The goal of this phase was to evolve creatures that could move toward a waypoint reliably.
The loop looked like this:
- selection: keep the top performers
- pruning: remove creatures that cannot move or drift uselessly
- mutation: change segments, joints, sensor placement, and morphology
We used a simple reward setup based on distance to the target: \[ R_t = \frac{1}{(distance\_from\_target)^2} \]
This produced a range of morphologies with different movement styles, including aggressive “launch forward” designs and more stable “stay near target” ones.
Phase 2: learn a universal walking policy (PPO)
Once we had bodies, the next step was to build a low-level motor control policy that generalizes across different morphologies.
We trained a universal PPO locomotion policy in MuJoCo, with multiple creature designs trained simultaneously.

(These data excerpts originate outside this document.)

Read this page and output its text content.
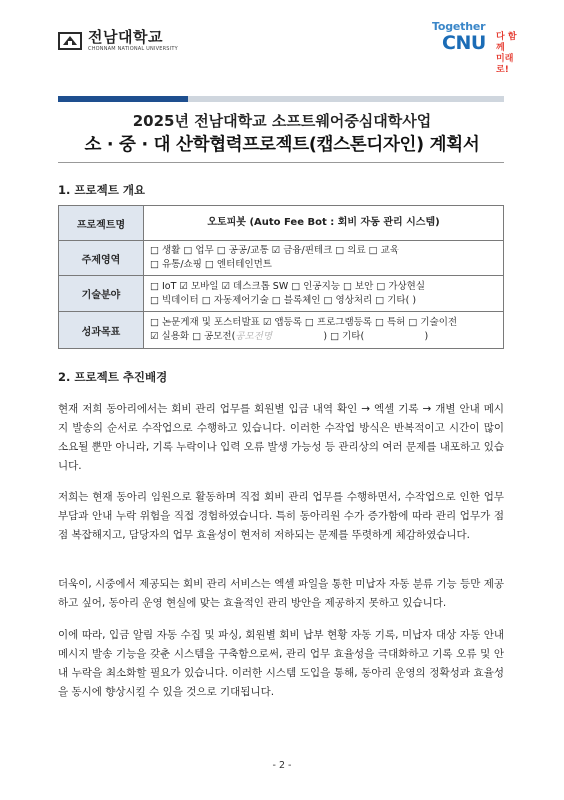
전남대학교
CHONNAM NATIONAL UNIVERSITY
Together
CNU 다 함께
미래로!
2025년 전남대학교 소프트웨어중심대학사업
소 · 중 · 대 산학협력프로젝트(캡스톤디자인) 계획서
1. 프로젝트 개요
프로젝트명	오토피봇 (Auto Fee Bot : 회비 자동 관리 시스템)
주제영역	□ 생활 □ 업무 □ 공공/교통 ☑ 금융/핀테크 □ 의료 □ 교육
□ 유통/쇼핑 □ 엔터테인먼트

기술분야	□ IoT ☑ 모바일 ☑ 데스크톱 SW □ 인공지능 □ 보안 □ 가상현실
□ 빅데이터 □ 자동제어기술 □ 블록체인 □ 영상처리 □ 기타( )

성과목표	□ 논문게재 및 포스터발표 ☑ 앱등록 □ 프로그램등록 □ 특허 □ 기술이전
☑ 실용화 □ 공모전(공모전명                 ) □ 기타(                    )
2. 프로젝트 추진배경

현재 저희 동아리에서는 회비 관리 업무를 회원별 입금 내역 확인 → 엑셀 기록 → 개별 안내 메시지 발송의 순서로 수작업으로 수행하고 있습니다. 이러한 수작업 방식은 반복적이고 시간이 많이 소요될 뿐만 아니라, 기록 누락이나 입력 오류 발생 가능성 등 관리상의 여러 문제를 내포하고 있습니다.

저희는 현재 동아리 임원으로 활동하며 직접 회비 관리 업무를 수행하면서, 수작업으로 인한 업무 부담과 안내 누락 위험을 직접 경험하였습니다. 특히 동아리원 수가 증가함에 따라 관리 업무가 점점 복잡해지고, 담당자의 업무 효율성이 현저히 저하되는 문제를 뚜렷하게 체감하였습니다.

더욱이, 시중에서 제공되는 회비 관리 서비스는 엑셀 파일을 통한 미납자 자동 분류 기능 등만 제공하고 싶어, 동아리 운영 현실에 맞는 효율적인 관리 방안을 제공하지 못하고 있습니다.

이에 따라, 입금 알림 자동 수집 및 파싱, 회원별 회비 납부 현황 자동 기록, 미납자 대상 자동 안내 메시지 발송 기능을 갖춘 시스템을 구축함으로써, 관리 업무 효율성을 극대화하고 기록 오류 및 안내 누락을 최소화할 필요가 있습니다. 이러한 시스템 도입을 통해, 동아리 운영의 정확성과 효율성을 동시에 향상시킬 수 있을 것으로 기대됩니다.

- 2 -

We also used curriculum learning by gradually increasing target distances once the creatures succeeded at closer targets.
The key point. We weren’t training one creature. We were training a policy that could adapt.

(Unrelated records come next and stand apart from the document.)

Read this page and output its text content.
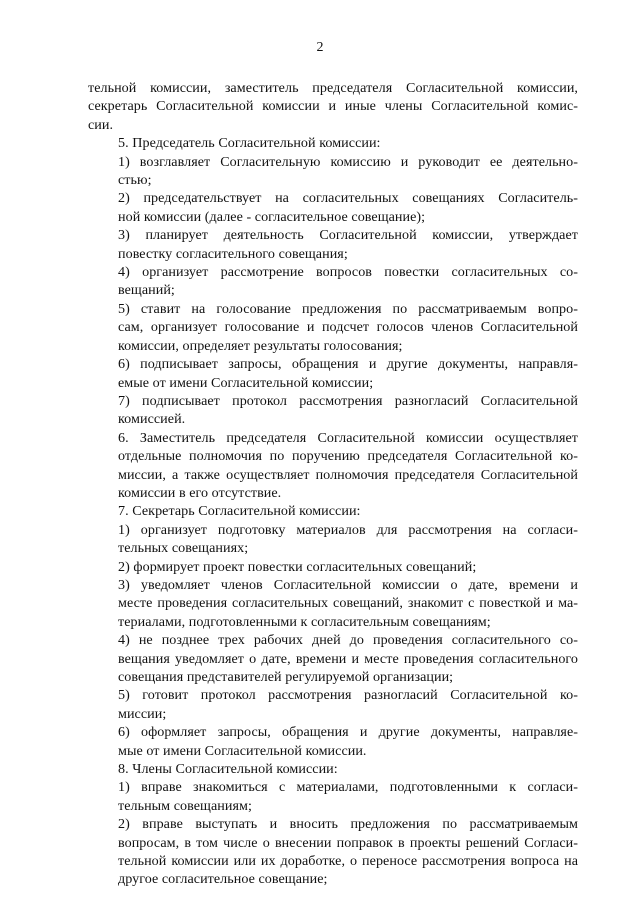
2

тельной комиссии, заместитель председателя Согласительной комиссии,
секретарь Согласительной комиссии и иные члены Согласительной комис-
сии.

5. Председатель Согласительной комиссии:

1) возглавляет Согласительную комиссию и руководит ее деятельно-
стью;

2) председательствует на согласительных совещаниях Согласитель-
ной комиссии (далее - согласительное совещание);

3) планирует деятельность Согласительной комиссии, утверждает
повестку согласительного совещания;

4) организует рассмотрение вопросов повестки согласительных со-
вещаний;

5) ставит на голосование предложения по рассматриваемым вопро-
сам, организует голосование и подсчет голосов членов Согласительной
комиссии, определяет результаты голосования;

6) подписывает запросы, обращения и другие документы, направля-
емые от имени Согласительной комиссии;

7) подписывает протокол рассмотрения разногласий Согласительной
комиссией.

6. Заместитель председателя Согласительной комиссии осуществляет
отдельные полномочия по поручению председателя Согласительной ко-
миссии, а также осуществляет полномочия председателя Согласительной
комиссии в его отсутствие.

7. Секретарь Согласительной комиссии:

1) организует подготовку материалов для рассмотрения на согласи-
тельных совещаниях;

2) формирует проект повестки согласительных совещаний;

3) уведомляет членов Согласительной комиссии о дате, времени и
месте проведения согласительных совещаний, знакомит с повесткой и ма-
териалами, подготовленными к согласительным совещаниям;

4) не позднее трех рабочих дней до проведения согласительного со-
вещания уведомляет о дате, времени и месте проведения согласительного
совещания представителей регулируемой организации;

5) готовит протокол рассмотрения разногласий Согласительной ко-
миссии;

6) оформляет запросы, обращения и другие документы, направляе-
мые от имени Согласительной комиссии.

8. Члены Согласительной комиссии:

1) вправе знакомиться с материалами, подготовленными к согласи-
тельным совещаниям;

2) вправе выступать и вносить предложения по рассматриваемым
вопросам, в том числе о внесении поправок в проекты решений Согласи-
тельной комиссии или их доработке, о переносе рассмотрения вопроса на
другое согласительное совещание;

This phase mattered because it meant movement became a reusable skill rather than a one-off solution.
Phase 3: strategy and coordination (soccer)
Then we switched from locomotion to team play.
We set up a 2v2 soccer environment and represented the field as a grid. Strategy learning happened at the grid level, not the motor level.
The coordination stack looked like this:
- learn two heatmaps with Transformers
- a player heatmap for positioning
- a ball heatmap for where to push the ball for advantage
- initialize heatmaps using random rollouts labeled by outcome (+1 or -1)
- fine-tune with MCTS and AlphaZero-style self-play
So this wasn’t end-to-end neural net soccer. It was hierarchical:
- a high-level planner outputs target coordinates
- a low-level walking policy turns coordinates into movement
End-to-end pipeline (what actually ran)
The pipeline was: 1) evolve creature morphologies 2) encode them into MuJoCo-compatible XML 3) drop them into a soccer environment 4) run a planner to pick target coordinates 5) execute those targets through the universal PPO motor policy
What I think is interesting here
Two things.
1) Modularity without losing realism A lot of projects either:
- do pure physics simulation with no strategy, or
- do pure strategy with toy movement
This combined both.
The motor control wasn’t fake. The planner wasn’t hard-coded. They interfaced cleanly.
2) Coordination becomes measurable Instead of guessing whether teamwork exists, we forced it into explicit representations:
- heatmaps
- grid advantage
- target-based control
That made it much easier to debug.
Outcome
We built the full stack. Evolved bodies. Learned locomotion that generalizes. Added a coordination layer. Ran 2v2 soccer simulation with realistic physics underneath.
More importantly, it produced a platform we could keep extending, because the pieces weren’t welded together as a single black box.